Outra ação empreendida pelo MCJ para configurar redes de apoio e reflexão, ainda que não tenha relação direta com o projeto das malas, evidência a busca permanente de interlocução com o coletivo de popularizadores da região. Este é o caso da publicação mensal chamada o Correio dos Chasquis, que nasceu articulada com a coordenação do professor Betancourt entre anos 2011 e 2013 do Nodo Andes da REDE- POP, do qual fazem parte a Bolívia, a Colômbia, o Equador, o Peru, e a

Venezuela. Essa publicação virtual editada pelo MCJ contém notícias, atividades, reflexões, referências e eventos relacionados a temas de interesse para os membros do nodo e toda a América Latina, etc. Nesse sentido, a estratégia orienta-se em direção à construção de redes de interlocução e apoio para as atividades realizadas pelas instituições participantes. Exemplo disso são as atividades realizadas no Equador e na Venezuela com as Malas do Museu.

c. Design e construção em coerência com as apostas do museu – Este aspecto vem se configurando como identidade do museu e representa uma estratégia que se articula coerentemente com as apostas de inclusão e com as restrições de recursos e infraestrutura que o MCJ tem. Desse modo, como já dito anteriormente, o denominado design de Caixa Branca orienta o processo de construção sob as premissas de transparência, fácil exploração visual, intuição de formas de uso e familiaridade com o cotidiano das pessoas. Além dessas características, existe um conjunto de posicionamentos que sustentam o acionar do museu em termos de design e construção, quais sejam:

• Projetar e construir objetos dignos de uso, os quais usam materiais de fácil consecução e processos de fabricação simples para permitir a sua réplica e baixo preço. Isso é evidente na mala de astronomia tanto por seu custo, aproximadamente USD$ 2500, quanto pelas técnicas usadas para a sua fabricação (metal- mecânica e carpintaria).

• Aproveitar ao máximo os recursos e conhecimentos atingidos pelo MCJ. O museu re-contextualiza permanentemente designs anteriores e com isso consegue diminuir tempo tanto no design- construção quanto no teste de protótipos. Na mala de astronomia, por exemplo, menos de 50% dos aparelhos são designs novos. Essa estratégia também significa um processo de acumulação (conhecimento, experiências de uso, estratégias de fabricação etc.), baseado na repetição-reflexão, o qual terminaria qualificando os aparelhos. No entanto, nessa qualificação parecem pouco importantes as articulações entre públicos, temáticas, e contextos.

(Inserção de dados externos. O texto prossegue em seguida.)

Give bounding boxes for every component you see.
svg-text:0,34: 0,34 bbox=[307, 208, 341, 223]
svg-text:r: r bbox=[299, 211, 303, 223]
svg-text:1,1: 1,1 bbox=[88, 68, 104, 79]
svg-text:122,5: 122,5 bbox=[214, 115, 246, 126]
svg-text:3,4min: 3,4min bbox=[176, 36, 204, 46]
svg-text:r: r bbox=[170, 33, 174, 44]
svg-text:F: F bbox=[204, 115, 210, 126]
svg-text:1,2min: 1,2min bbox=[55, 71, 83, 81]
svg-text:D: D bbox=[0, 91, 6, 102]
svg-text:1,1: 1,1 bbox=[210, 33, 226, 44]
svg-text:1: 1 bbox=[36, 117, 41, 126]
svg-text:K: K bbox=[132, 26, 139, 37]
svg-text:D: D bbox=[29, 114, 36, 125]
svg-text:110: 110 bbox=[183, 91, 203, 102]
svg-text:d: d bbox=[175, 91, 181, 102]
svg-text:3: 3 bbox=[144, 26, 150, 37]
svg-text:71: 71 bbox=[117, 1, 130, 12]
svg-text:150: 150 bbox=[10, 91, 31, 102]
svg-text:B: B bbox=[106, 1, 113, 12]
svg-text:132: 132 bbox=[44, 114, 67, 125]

•Finalmente, há o design coletivo. A equipe de conceitualização e design é composta por todos os profissionais do museu

independentemente das formações e experiências. Essa premissa do museu lhe tem permitido incorporar e formar rapidamente novos integrantes da equipe, situação que tem gerado uma frequente mobilidade da equipe. Além disso, tal proposta de conceitualização tem facilitado ao MCJ a não especialização, pois ainda que existam perfis, tarefas e atividades diversas, estas só se dividem no processo de construção e implementação. Essa não especialização também permite uma maior coerência conceitual entre o planejado e o realizado, e, portanto, assegura-lhe um controle coletivo das práticas.

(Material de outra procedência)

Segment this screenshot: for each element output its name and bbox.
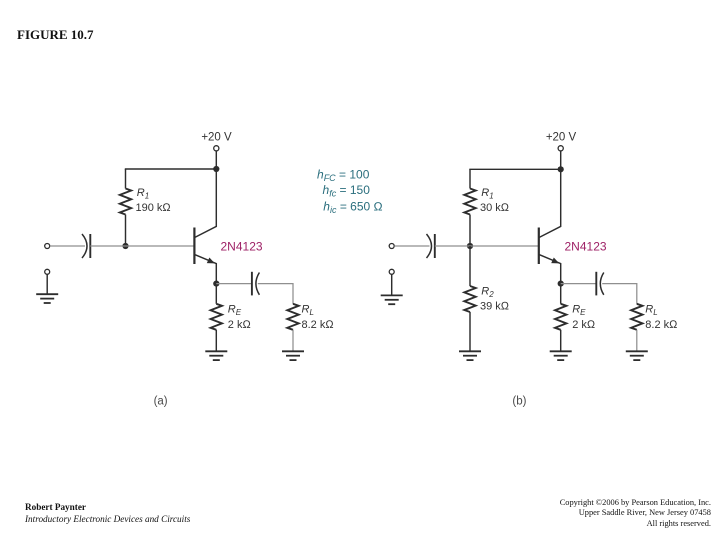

Em consequência, argumento que essas dinâmicas antes assinaladas constituem-se em substrato para futuras práticas explícitas de resistência-transformação (pelo aumento de consciência), que permitem o surgimento e/ou fortalecimento de práticas alternativas de PCT. Então, essas dinâmicas seriam processos de reflexividade em função de enfrentar situações-problema que, no caso do MCJ, tem relação com recursos, infraestrutura, capital político, entre outros, razão pela qual, existiria um aumento de consciência e, consequentemente, implicaria a configuração de estratégias para superar as situações- problema. Isso significaria atingir entendimentos sobre o contexto, as práticas e os processos além da subsistência (FREIRE, 2005, 2011). Desse modo, as dinâmicas se situariam e obedeceriam a características específicas do cenário e seu contexto, e seriam o resultado de exercícios permanentes de decodificação-reflexão sobre a realidade específica na qual o museu está inserido.